Phyllis Tickle has written a book, The Great Emergence: How Christianity Is Changing and Why. I was introduced to these ideas by Dr. David Busic at his inauguration as President of Nazarene Theological Seminary.

Tickle suggests that about every 500 years there is a kind of era change in the world that requires a “reformation” of the church.
30-50 - The Birth of the Church (Pentecost)

50 – The Jerusalem Council – Gentiles did not have to become Jews first to become Christians.

500 – Councils contended for orthodoxy and the confessional faith (mostly conversations about Jesus)
1000 – The Great Schism between Roman Catholicism and the Orthodox Church.
1500 – The Great Protestant Reformation – Martin Luther – The birth of modernity.

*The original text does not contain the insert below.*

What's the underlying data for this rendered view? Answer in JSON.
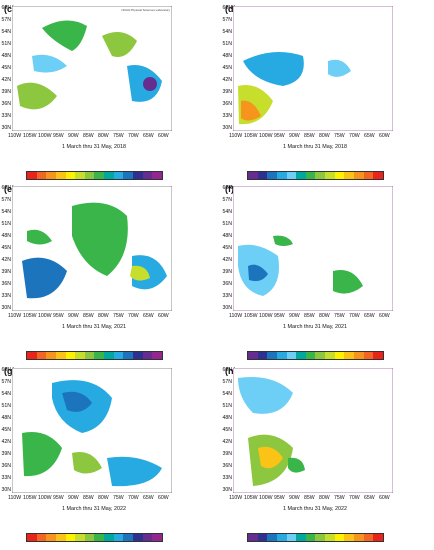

2000 – The Great Emergence. (Tickle’s term) – The birth of post-modernity, from the age of reason to post-modernity.
A generalized social/political/economic/intellectual/cultural shift, and like previous “re-formations”, the church is trying to figure out how to remain missionally effective in this world.
According to Mark Dyer, a study of church history reveals that with each of those “great” movements . . . about every 500 years . . . “the church feels compelled to hold a giant rummage sale”.
"We’ve got to figure out what missional practices we need to take to the corner and sell. . . What “missional expression and strategies” that may have worked in the 20th Century but have served their purpose and need to be replaced? We must discern what is truly biblical and worthy to keep and what is extra-biblical and needs to be drug to the corner and sold."